The ```knn_query``` function returns two numpy arrays, containing labels and distances to the k found nearest 
elements for the queries. Note that in case the algorithm is not be able to find ```k``` neighbors to all of the queries,
(this can be due to problems with graph or ```k```>size of the dataset) an exception is thrown.

## Construction parameters:
* ```M``` - the number of bi-directional links created for every new element during construction. Reasonable range for ```M``` 
is 2-100. Higher ```M``` work better on datasets with high intrinsic dimensionality and/or high recall, while low ```M``` work 
better for datasets with low intrinsic dimensionality and/or low recalls. The parameter also determines the algorithm's memory 
consumption, which is roughly ```M * 8-10``` bytes per stored element.  

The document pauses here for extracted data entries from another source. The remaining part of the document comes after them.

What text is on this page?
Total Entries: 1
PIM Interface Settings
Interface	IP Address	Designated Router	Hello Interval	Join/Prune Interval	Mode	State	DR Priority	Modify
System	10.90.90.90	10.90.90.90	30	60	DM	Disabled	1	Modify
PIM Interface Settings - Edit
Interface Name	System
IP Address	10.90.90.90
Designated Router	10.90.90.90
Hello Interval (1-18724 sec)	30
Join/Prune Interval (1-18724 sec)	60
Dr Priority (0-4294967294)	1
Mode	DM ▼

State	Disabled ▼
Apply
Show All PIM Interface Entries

As an example for ```d```=4 random vectors optimal ```M``` for search is somewhere around 6, while for high dimensional datasets 
(word embeddings, good face descriptors), higher ```M``` are required (e.g. ```M```=48, 64) for optimal performance at high recall. 
The range ```M```=12-48 is ok for the most of the use cases. When ```M``` is changed one has to update the other parameters. 
Nonetheless, ef and ef_construction parameters can be roughly estimated by assuming that ```M```*```ef_{construction}``` is 
a constant.

* ```ef_construction``` - the parameter has the same meaning as ```ef```, but controls the index_time/index_accuracy. Bigger 
ef_construction leads to longer construction, but better index quality. At some point, increasing ef_construction does
not improve the quality of the index. One way to check if the selection of ef_construction was ok is to measure a recall 
for M nearest neighbor search when ```ef``` =```ef_construction```: if the recall is lower than 0.9, than there is room 
for improvement.
* ```num_elements``` - defines the maximum number of elements in the index. The index can be extened by saving/loading(load_index
function has a parameter which defines the new maximum number of elements).